At the same time through a series of crazy random happenstances Mark Easterbrook becomes involved in the investigation. Discovering the deaths all seem to revolve around  something called The Pale Horse, “Revelation, Chapter Six, Verse Eight. And I looked, and behold a pale horse: and his name that sat on him was Death, and Hell followed him…” (pg. 209). Mark, not one to believe in the supernatural, decides to look for a more concrete solution to how the people on the list really died…

Review: This book, like many before it, is a fantastic read. One which contemplates the nature of evil; not in a preachy way, more Shakespearian in feel. Through this contemplation on the nature of evil Christie creates a clinging sinister atmosphere on each page of the book. Making you all most believe she will write her first supernatural solution to a mystery novel, thus breaking the Rules of Fair Play. Once again Christie does a wonderful job playing with her audience’s comfort levels and preconceived notions about things we cannot always explain satisfactorily. 

I really loved this book, again not overly surprising. However just like the Miss Marple in The Moving Finger, Ariadne Oliver plays a very small role in the narrative (however larger than Marple in Moving Finger). A deus ex machina role for Oliver which provides Mark Easterbrook with the inspiration for the solution to the mystery. Which I found slightly disappointing as this is the only independent encounter with Oliver outside of the Poirot series.  This is really such a small thing it did not perceptibly diminish my enjoyment of the read, just something to know going into the book.

Speaking of a menacing Shakespearian feel to a novel…..How many of you out there have seen a performance of The Scottish Play? You know the one I mean, the name that thespians do their absolute level best not to say on stage (or anywhere else for that matter)…. Have you ever given any thought to how the three witches in the beginning of the play are represented? Often the actress dressed up to look like old crones with hooked warty noses, long black robes, conical hats and black cats. Seemingly almost unhinged in nature uttering their prophesies for Banquo and his fellow general, more akin to monsters than women.

Did you ever think this is a safe way of portraying evil?
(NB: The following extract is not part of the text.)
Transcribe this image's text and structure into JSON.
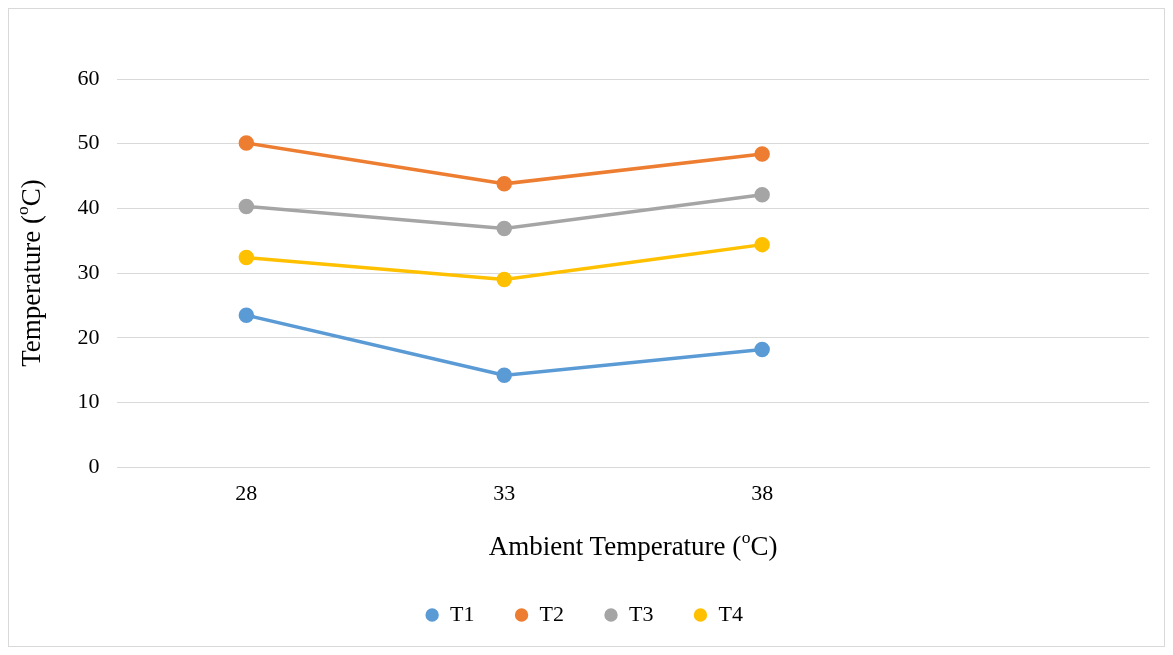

David (minor character from The Pale Horse) a thespian during his college years had a different idea of how to portray the three, “I’d make them very ordinary. Just sly quiet old women. Like the witches in a country village.” (pg. 33). I say I have to agree with David on this point, and subsequently Christie since she is the one who penned the book (and Fran who also things this would be brilliant staging). Done right this could lend an extra layer of malevolence to the three witches scenes. Why? In general we want to be able to identify evil at a glance, we want the stereo typical indicators, we want to Know who to watch out for.

Portraying evil as ordinary means it can creep or seduce its way into out lives without our noticing, making it difficult to ward ourselves against. 

This is one reason serial killers or rapists haunt our imagination, since more often than not they look ordinary. Sometimes they are even charismatic or charming in their way. The ones who have been caught and shown on the news don’t seem to have any one trait to identify them as serial killers. No twitch, sign or limp identifies them to the police and the public as a dangerous individual. Profilers, psychologists and police officers who have extensive training can — through psychology and experience not a birthmark. This is one underlying reason why they seem to be so difficult to catch. But I digress.

This idea of ordinary evil is what makes The Pale Horse such a singular sinister book!